Autre scène, autre lieu. Nous approchons de la gare centrale de Zurich. Andreas Gerber se souvient de la fin des années 1980, lorsque Platzspitz représentait l'enfer de la drogue. Une situation épouvantable, selon lui: «C'était difficilement gérable lorsque les toxicomanes étaient en sevrage, nous attaquaient en hurlant avec des seringues.» Même s'il s'est fait régulièrement aborder ou «arnaquer» par des drogués et qu'il a vécu d'innombrables situations extrêmes, il n'a jamais dénoncé personne: «Je ne suis pas une balance!»
«Chercher de l'aide avant que la dépression ne te dévaste»
Et c'est justement parce que les drogués, les casseurs des manifs et les voleurs s'en prennent aux policiers qu'il y a un risque de percevoir soi-même le quotidien de manière exagérée, relève Andreas Widmer. «À la longue, on peut devenir paranoïaque parce qu'on voit partout des ennemis potentiels.» Sa recette pour éviter ce genre de dérive: «Distance, délimitation, retrait. Je me suis créé un monde parallèle, avec le sport et l'art.»

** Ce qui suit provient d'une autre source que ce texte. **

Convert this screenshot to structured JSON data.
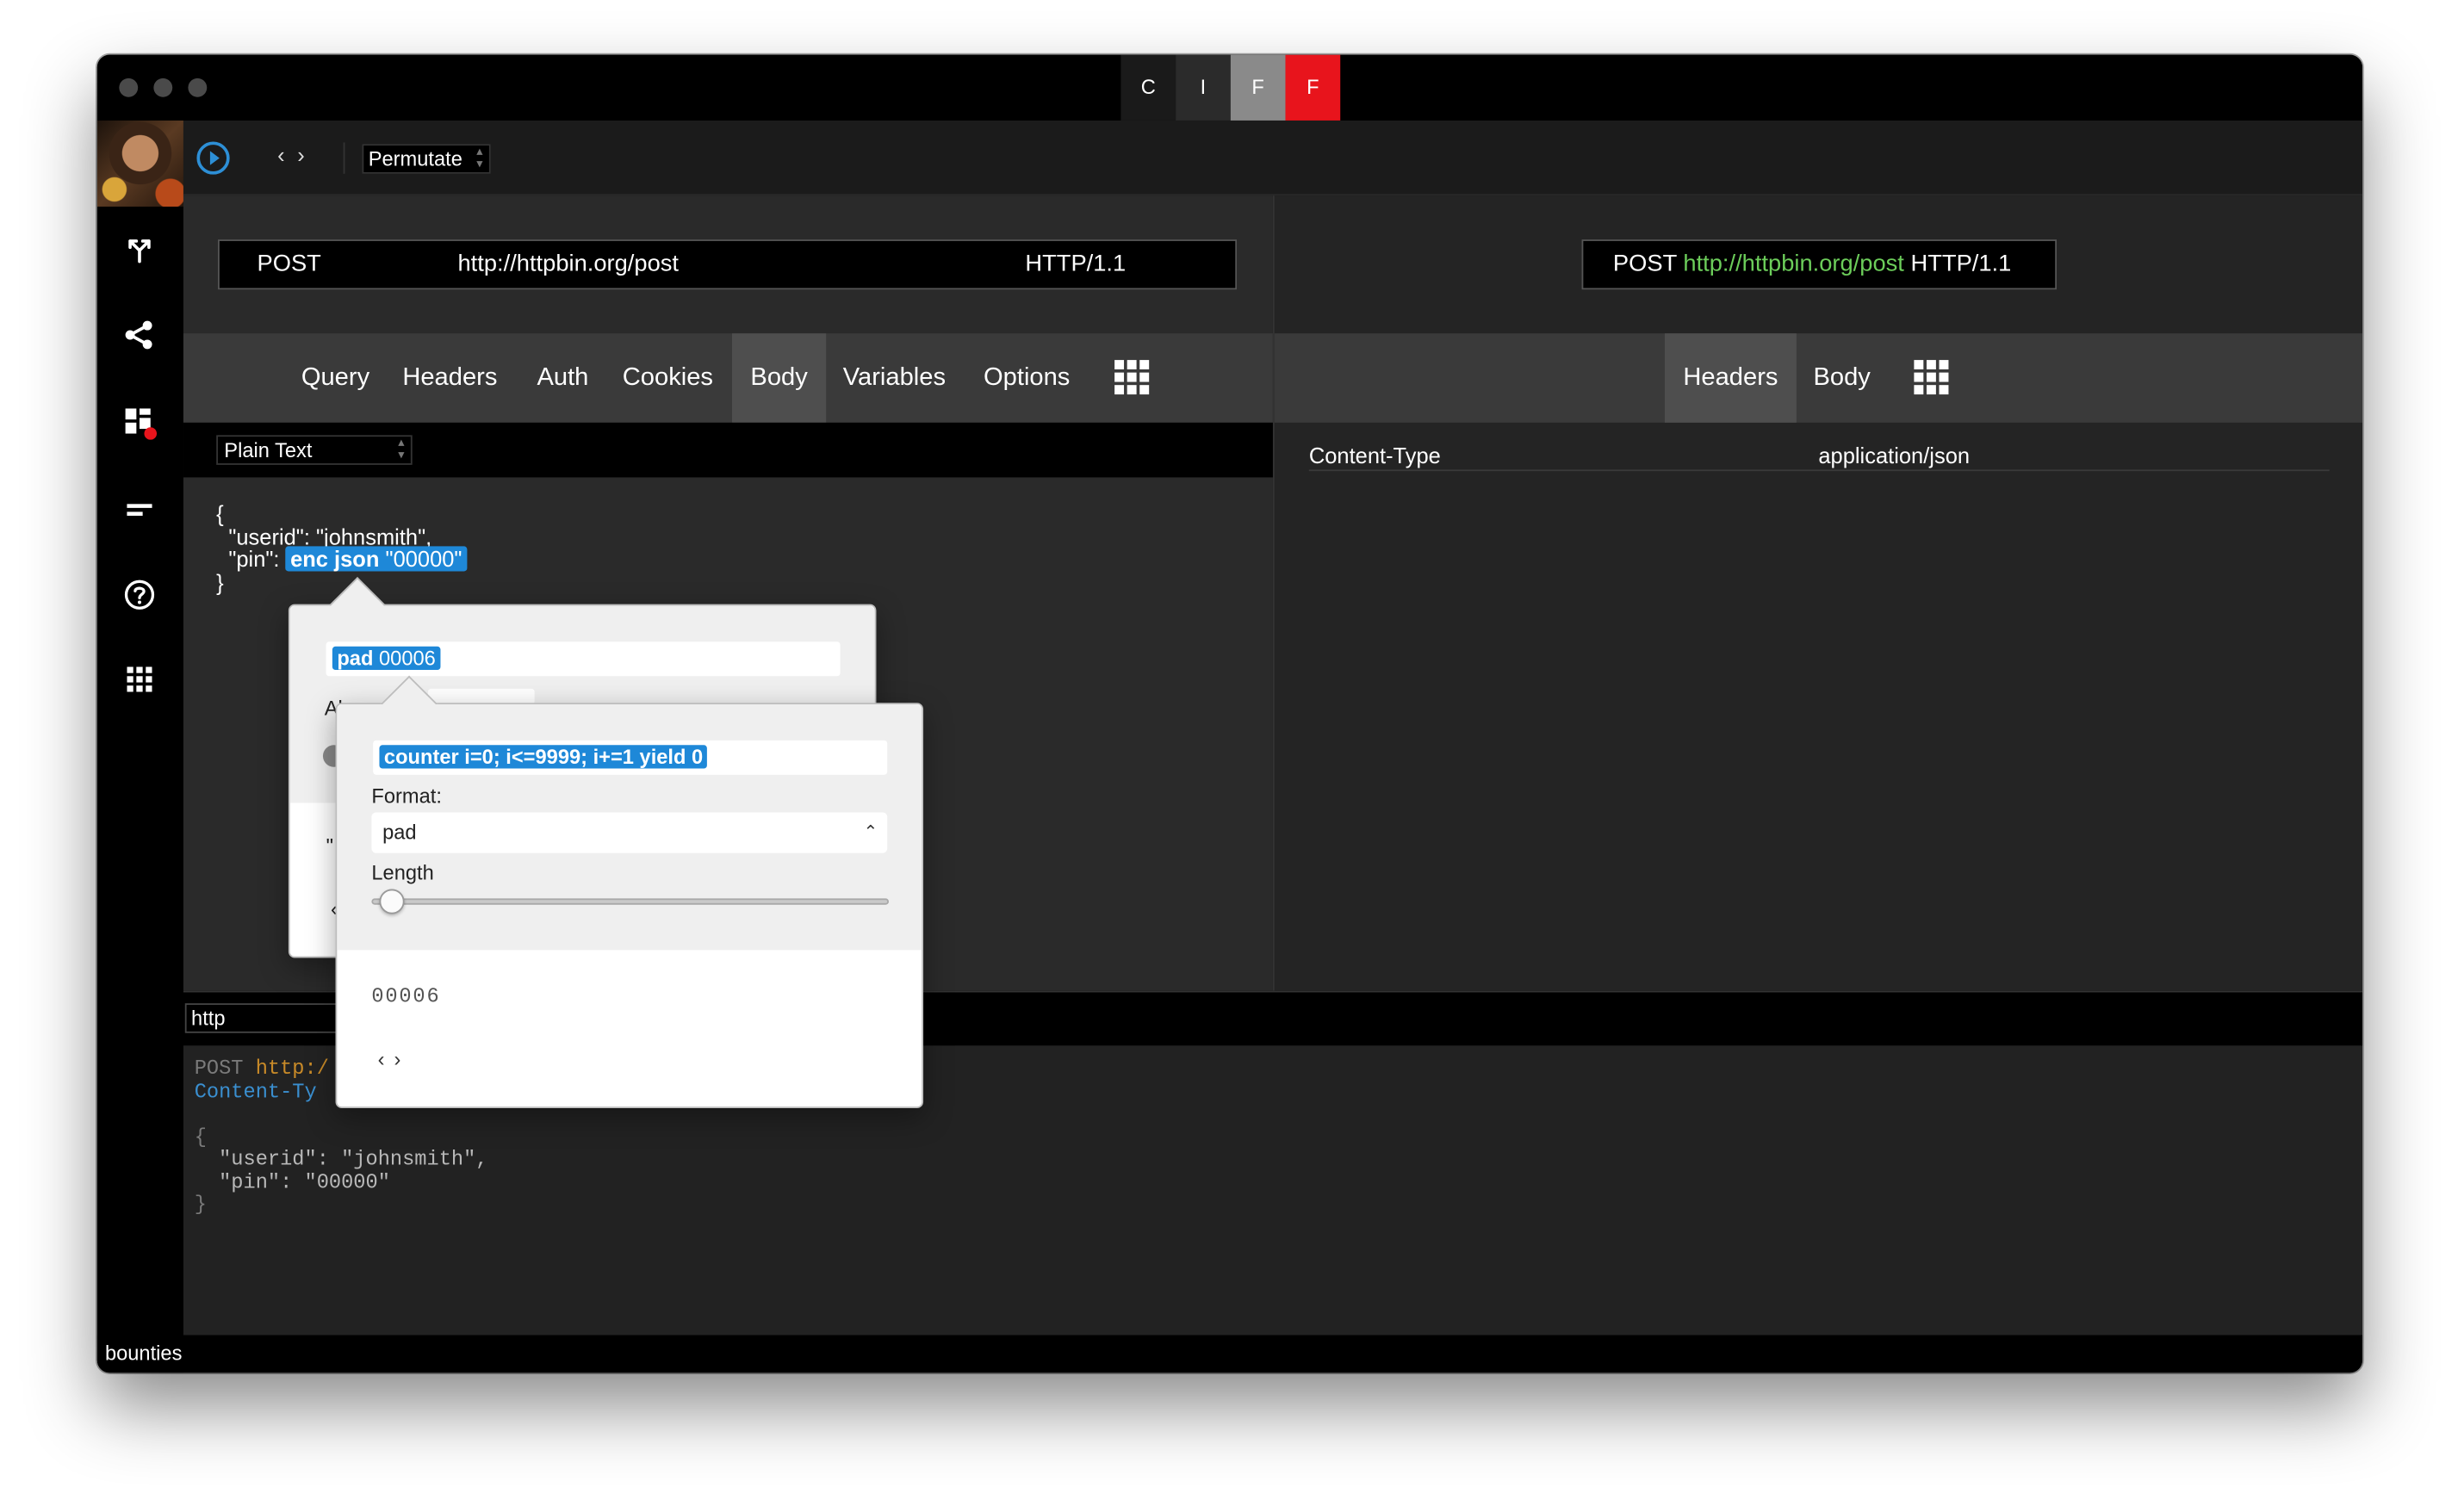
{
  "titlebar": {
    "tabs": [
      {
        "label": "C",
        "bg": "#1a1a1a"
      },
      {
        "label": "I",
        "bg": "#2b2b2b"
      },
      {
        "label": "F",
        "bg": "#8a8a8a"
      },
      {
        "label": "F",
        "bg": "#e8141c"
      }
    ]
  },
  "sidebar": {
    "icons": [
      "merge-icon",
      "share-icon",
      "dashboard-icon",
      "menu-lines-icon",
      "help-icon",
      "apps-grid-icon"
    ],
    "notification_color": "#e8141c"
  },
  "toolbar": {
    "prev_label": "‹",
    "next_label": "›",
    "mode_select": "Permutate",
    "accent": "#2d8fd6"
  },
  "request": {
    "method": "POST",
    "url": "http://httpbin.org/post",
    "protocol": "HTTP/1.1",
    "tabs": [
      "Query",
      "Headers",
      "Auth",
      "Cookies",
      "Body",
      "Variables",
      "Options"
    ],
    "active_tab": "Body",
    "body_type": "Plain Text",
    "body": {
      "open_brace": "{",
      "line1": "  \"userid\": \"johnsmith\",",
      "line2_prefix": "  \"pin\": ",
      "tag_fn": "enc json",
      "tag_arg": " \"00000\"",
      "close_brace": "}"
    }
  },
  "response": {
    "method": "POST",
    "url": "http://httpbin.org/post",
    "protocol": "HTTP/1.1",
    "tabs": [
      "Headers",
      "Body"
    ],
    "active_tab": "Headers",
    "headers": [
      {
        "name": "Content-Type",
        "value": "application/json"
      }
    ]
  },
  "popover_pad": {
    "tag_fn": "pad",
    "tag_arg": " 00006",
    "partial_label": "Al",
    "partial_quote": "\"",
    "partial_nav": "‹"
  },
  "popover_counter": {
    "tag_text": "counter i=0; i<=9999; i+=1 yield 0",
    "format_label": "Format:",
    "format_value": "pad",
    "length_label": "Length",
    "length_fraction": 0.04,
    "preview_value": "00006",
    "prev_label": "‹",
    "next_label": "›"
  },
  "raw": {
    "format_input": "http",
    "lines": [
      {
        "parts": [
          {
            "t": "POST ",
            "c": "c-gray"
          },
          {
            "t": "http:/",
            "c": "c-orange"
          }
        ]
      },
      {
        "parts": [
          {
            "t": "Content-Ty",
            "c": "c-blue"
          }
        ]
      },
      {
        "parts": [
          {
            "t": "",
            "c": "c-gray"
          }
        ]
      },
      {
        "parts": [
          {
            "t": "{",
            "c": "c-gray"
          }
        ]
      },
      {
        "parts": [
          {
            "t": "  \"userid\": \"johnsmith\",",
            "c": "c-light"
          }
        ]
      },
      {
        "parts": [
          {
            "t": "  \"pin\": \"00000\"",
            "c": "c-light"
          }
        ]
      },
      {
        "parts": [
          {
            "t": "}",
            "c": "c-gray"
          }
        ]
      }
    ]
  },
  "status": {
    "text": "bounties"
  }
}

Grâce à ce monde bien à lui, il a réussi à ne jamais avoir de problèmes psychiques, mais il conseille de «demander de l'aide avant qu'une dépression ne vous dévaste». Ce monde parallèle l'a également aidé à aimer le métier de policier jusqu'au bout: «Mais à un moment donné, j'en ai eu assez.» Andreas Widmer a donc démissionné de la police municipale en avril 2020 pour prendre une retraite anticipée.
À travers des conférences et des livres qu'il a lui-même écrits, cet homme de 61 ans veut désormais transmettre son vécu, ses expériences et son credo: «Je voulais être un bâtisseur de ponts.»